Canım, düşündüm biraz, uzman görüşü de aldım senin için :) Bana mantıklı geldi, hem de çok.
Evliliğinde huzur ve yakınlık istiyorsan, ileride de maddi açıdan rahat etmek istiyorsan, yapılacak şeyler çok basit.
1. Sahip olmadıklarına değil, sahip olduklarına odaklan. Şimdi "tabi senin bunu söylemen kolay, çalışıyorsun, paran var" diyebilirsin.Evet var, ortalama bir maaşım var ve kendimi çok zengin hissediyorum. Her zaman böyle değildi, 20li yaşlarda çok daha az param vardı ama yine de zenginmisim gibi harcıyordum. Çünkü yapılan araştırmalara göre, parayı en az düşünen ve en az dert eden insanlar, en çok parayı kazanıyor. Kafanda seni meşgul edecek şekilde "biriktirmem lazım" gibi bir endişe olmadığı zaman, işine ve diğer şeylere daha rahat odaklaniyorsun. Genel olarak daha mutlu bir insan haline geliyorsun. Ve ne kadar mutlu olursan, işinde & okulunda o kadar başarılı olursun. Bu da zaten sonuç olarak kazandığın parayı arttıran birşey.
2.Kendin için anlamsızca para harca. Zaten eşin de öyle yapmanı istemiş. Biriktirdiğin parayı harcamaktan çekinme. Dediğim gibi , senin mutluluğun en önemli şey. Eğer sen harcamazsan, eşin kendisine para harcadikca ona kin tutar hale gelirsin. Neden o da benim gibi fedakarlık yapmıyor dersin. Bu da evliliginizi kavgaya ve mutsuzluğa surukler. Adamın sigarasını sayacak hale gelme. Paranı rahatça harca. Mutlu bir evlilik karşındakine %100 guvenmeni gerektirir. Ondan gizli para tutmak seni zengin etmez, sadece aranızdaki uzaklığı arttırır.

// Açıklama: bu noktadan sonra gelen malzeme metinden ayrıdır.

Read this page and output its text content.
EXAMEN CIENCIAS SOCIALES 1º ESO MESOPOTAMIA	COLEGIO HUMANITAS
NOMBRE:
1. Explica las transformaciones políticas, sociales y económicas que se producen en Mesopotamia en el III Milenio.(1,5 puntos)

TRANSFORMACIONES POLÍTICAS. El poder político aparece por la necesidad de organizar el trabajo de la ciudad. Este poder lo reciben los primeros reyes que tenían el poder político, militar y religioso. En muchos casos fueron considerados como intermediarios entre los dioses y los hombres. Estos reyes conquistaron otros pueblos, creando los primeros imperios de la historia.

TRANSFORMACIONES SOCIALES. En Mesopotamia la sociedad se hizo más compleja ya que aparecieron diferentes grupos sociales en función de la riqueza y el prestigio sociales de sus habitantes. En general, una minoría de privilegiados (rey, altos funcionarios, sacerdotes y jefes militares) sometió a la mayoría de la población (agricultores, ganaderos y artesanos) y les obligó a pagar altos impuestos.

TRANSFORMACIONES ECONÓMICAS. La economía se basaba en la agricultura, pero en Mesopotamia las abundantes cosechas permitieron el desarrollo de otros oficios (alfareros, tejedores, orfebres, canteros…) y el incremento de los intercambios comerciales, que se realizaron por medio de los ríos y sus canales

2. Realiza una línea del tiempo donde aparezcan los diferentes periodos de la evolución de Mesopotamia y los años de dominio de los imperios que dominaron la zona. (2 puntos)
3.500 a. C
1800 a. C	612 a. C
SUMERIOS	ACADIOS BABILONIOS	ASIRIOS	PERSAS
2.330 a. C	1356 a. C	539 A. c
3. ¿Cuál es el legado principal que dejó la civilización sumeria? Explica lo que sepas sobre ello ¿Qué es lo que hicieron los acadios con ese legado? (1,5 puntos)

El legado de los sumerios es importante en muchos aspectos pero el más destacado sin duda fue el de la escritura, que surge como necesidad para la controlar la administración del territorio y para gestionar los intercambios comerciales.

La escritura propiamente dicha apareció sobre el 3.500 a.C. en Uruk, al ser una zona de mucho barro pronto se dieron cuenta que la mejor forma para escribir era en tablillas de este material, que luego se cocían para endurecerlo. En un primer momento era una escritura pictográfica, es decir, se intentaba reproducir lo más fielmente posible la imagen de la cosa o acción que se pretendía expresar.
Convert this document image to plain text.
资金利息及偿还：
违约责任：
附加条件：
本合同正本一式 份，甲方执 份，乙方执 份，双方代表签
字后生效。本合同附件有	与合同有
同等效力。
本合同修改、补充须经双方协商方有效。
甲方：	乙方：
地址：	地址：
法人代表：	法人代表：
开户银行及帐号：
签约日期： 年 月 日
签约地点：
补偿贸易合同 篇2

Kendine sor: Hangisi daha önemli? Ömrünü beraber gecirecegin adamla yakınlığın mı? Yoksa birkaç bin lira biriktirmek mı? Eğer ilki daha önemliyse, inançlı olmayı korkuya tercih etmeli ve kocana %100 inanmalisin.
3. Onunla maddi olarak tamamen birleş. Bu her kadının yapması gereken birşey. Kadın para kazaniyor olsa da, ortak bir banka hesabı olmalı ve herkesin kazandığı o hesaba gitmeli.
4. Maddi otoriteyi tamamen eşine ver. Sen ilerde para kazansan bile, bırak parayı o yonetsin. Sen kendi ihtiyacını al ve kendi mutluluguna odaklan. Ben meslek olarak finansci olmama rağmen, paranın yönetimini eşime verdim, çünkü evdeki harcamalara laf eden "kötü polis" olmak istemiyorum. Harcamalara karışan tutumlu biri olmak, kadınsı cazibeyi alıp götürüyor açıkçası.